Deployments, trainings and random weeks when they are gone can be difficult for us Army wives. We try to stay strong but we still have days and nights that are pretty difficult. We stay as busy as we can but even so there are days when we miss them too much. When it feels like everything is wrong and that life will never be full again. Days when you just want to stay in your pjs and watch sad movies all day long.
There are reminders all around us that we are missing someone important. From seeing families together to remembering you are the only one that will be taking the trash out the night before garbage day. Little bits of life that remind us of what we miss and what we are lacking at that moment.

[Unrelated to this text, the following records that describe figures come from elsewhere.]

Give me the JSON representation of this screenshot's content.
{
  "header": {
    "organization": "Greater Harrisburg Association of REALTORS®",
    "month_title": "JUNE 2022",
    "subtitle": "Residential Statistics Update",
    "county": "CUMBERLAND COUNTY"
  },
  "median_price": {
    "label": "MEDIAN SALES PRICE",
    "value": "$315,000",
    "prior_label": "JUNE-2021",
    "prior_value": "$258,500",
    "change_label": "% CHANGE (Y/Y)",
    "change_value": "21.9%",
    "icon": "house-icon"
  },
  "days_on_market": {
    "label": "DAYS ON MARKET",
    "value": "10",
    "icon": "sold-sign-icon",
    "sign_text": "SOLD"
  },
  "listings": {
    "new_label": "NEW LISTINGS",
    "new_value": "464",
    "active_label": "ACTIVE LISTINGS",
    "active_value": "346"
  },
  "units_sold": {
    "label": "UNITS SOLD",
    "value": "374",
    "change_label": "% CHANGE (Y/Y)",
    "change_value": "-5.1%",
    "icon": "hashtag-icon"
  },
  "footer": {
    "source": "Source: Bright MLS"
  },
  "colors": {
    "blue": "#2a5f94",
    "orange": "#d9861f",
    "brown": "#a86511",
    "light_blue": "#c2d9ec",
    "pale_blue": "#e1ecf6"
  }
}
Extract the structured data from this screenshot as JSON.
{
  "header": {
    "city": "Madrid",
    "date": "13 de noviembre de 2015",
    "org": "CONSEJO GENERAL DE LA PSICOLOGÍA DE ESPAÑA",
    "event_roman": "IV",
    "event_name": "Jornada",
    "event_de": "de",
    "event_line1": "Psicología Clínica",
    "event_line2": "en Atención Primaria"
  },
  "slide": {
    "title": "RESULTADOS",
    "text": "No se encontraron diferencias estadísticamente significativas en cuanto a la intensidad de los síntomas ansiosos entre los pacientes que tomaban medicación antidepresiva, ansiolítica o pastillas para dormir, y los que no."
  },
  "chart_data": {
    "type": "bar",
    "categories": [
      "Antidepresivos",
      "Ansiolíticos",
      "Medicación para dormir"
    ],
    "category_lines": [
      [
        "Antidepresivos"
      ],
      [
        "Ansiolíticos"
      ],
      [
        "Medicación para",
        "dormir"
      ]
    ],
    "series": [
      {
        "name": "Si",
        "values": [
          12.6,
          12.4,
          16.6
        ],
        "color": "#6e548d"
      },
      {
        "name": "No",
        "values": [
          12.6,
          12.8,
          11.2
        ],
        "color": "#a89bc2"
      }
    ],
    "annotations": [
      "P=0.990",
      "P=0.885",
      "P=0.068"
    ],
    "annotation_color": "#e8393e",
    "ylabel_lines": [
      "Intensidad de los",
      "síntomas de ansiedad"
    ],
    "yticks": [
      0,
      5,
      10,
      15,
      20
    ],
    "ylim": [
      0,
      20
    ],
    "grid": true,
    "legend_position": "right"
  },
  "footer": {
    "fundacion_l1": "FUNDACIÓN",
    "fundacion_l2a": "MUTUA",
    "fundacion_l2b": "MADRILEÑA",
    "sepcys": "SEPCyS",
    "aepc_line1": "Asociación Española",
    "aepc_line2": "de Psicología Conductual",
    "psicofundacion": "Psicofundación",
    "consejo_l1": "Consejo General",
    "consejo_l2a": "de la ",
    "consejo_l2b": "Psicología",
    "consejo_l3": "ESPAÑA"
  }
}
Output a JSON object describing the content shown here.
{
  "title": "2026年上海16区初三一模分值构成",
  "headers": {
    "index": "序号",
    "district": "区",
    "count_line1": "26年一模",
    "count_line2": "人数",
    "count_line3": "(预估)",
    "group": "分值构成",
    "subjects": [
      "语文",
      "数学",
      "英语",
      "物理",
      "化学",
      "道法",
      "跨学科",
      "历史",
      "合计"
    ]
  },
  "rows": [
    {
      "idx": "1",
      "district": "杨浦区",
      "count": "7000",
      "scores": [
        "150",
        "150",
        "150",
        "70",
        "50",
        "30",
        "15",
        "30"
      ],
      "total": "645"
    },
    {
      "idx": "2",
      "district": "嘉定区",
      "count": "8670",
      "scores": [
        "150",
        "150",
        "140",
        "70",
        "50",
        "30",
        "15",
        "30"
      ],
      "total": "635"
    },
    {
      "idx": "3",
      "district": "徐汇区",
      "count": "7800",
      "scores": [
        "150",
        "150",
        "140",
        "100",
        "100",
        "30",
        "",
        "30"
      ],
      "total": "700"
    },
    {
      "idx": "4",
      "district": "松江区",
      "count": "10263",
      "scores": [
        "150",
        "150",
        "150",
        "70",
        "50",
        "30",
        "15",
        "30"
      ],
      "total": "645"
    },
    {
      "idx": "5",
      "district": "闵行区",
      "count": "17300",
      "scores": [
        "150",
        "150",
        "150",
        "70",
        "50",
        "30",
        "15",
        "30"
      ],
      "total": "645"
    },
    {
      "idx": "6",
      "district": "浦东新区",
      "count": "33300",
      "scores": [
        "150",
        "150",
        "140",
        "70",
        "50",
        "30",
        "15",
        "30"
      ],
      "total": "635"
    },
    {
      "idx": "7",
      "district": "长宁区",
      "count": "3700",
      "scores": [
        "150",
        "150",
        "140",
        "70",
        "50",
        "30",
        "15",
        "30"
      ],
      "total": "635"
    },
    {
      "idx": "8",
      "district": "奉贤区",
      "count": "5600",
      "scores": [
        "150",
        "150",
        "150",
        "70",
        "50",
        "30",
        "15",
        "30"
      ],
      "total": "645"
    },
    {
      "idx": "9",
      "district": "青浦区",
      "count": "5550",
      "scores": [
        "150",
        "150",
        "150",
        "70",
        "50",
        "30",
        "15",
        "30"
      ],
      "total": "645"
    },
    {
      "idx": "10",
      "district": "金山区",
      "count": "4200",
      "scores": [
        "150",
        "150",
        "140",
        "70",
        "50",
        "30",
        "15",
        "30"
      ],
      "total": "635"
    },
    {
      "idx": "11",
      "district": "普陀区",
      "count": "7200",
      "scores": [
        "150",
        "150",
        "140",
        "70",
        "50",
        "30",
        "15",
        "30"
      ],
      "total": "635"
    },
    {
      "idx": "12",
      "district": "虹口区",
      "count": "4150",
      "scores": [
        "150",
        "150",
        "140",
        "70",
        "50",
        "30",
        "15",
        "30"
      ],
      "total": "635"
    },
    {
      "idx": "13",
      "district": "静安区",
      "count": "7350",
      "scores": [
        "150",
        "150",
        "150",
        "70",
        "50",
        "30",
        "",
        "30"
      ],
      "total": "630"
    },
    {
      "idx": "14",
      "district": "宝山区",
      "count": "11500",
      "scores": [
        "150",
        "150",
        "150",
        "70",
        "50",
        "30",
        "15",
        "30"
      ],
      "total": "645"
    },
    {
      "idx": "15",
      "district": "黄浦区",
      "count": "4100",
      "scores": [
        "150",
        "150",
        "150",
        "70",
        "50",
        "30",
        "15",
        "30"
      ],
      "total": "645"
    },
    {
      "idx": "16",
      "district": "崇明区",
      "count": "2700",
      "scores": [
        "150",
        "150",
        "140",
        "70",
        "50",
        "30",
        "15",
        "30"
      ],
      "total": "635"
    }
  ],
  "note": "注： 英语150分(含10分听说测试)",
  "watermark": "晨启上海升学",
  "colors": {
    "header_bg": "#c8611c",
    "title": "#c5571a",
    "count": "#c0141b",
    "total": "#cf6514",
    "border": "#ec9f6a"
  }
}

People tell me I am strong. That they could never do what I do. That when their husband is gone for one night they have a hard time. I bet if my husband was only gone for one night I would have a hard time too. Because, as an Army wife I struggle through the separations not because I am a super kind of woman, not because I don’t really miss my husband but because I know this is his job, because I love him and because I know that it is what I have to do as his wife.
If I could wave a magic wand, he wouldn’t ever have to go anywhere. I wouldn’t have to play Mom and Dad. I wouldn’t have to tell my little boys that it is just going to be us for a while. I wouldn’t have to worry that I might have to go weeks without talking to my best friend and love of my life. That would be nice. But for us, right now in the year 2013…we have to deal with being apart. I have to tell my little boys it is going to be okay and Daddy will be home soon. I will have to play Mom AND Dad for a bit and suffer through the loneliness that comes with all of this.
I hate acting like life is hard and sometimes it really isn’t but having my husband gone for any amount of time gets to me. I like having him around. I like hearing his voice. I like seeing him with my boys. So while I can be strong and make it through whatever separations the Army wants to put us through, I don’t think I will ever really get used to it. I don’t think I will ever hit a point where it is normal. But I think that is probably a good thing.
As I look ahead at 2013 I try not to think about how long it might be. I try not to think about all the holidays and all the stuff he is going to miss. But let’s face it, that is hard.
Such is the life of an Army Wife…waiting, praying and hoping for the strength to get through each day.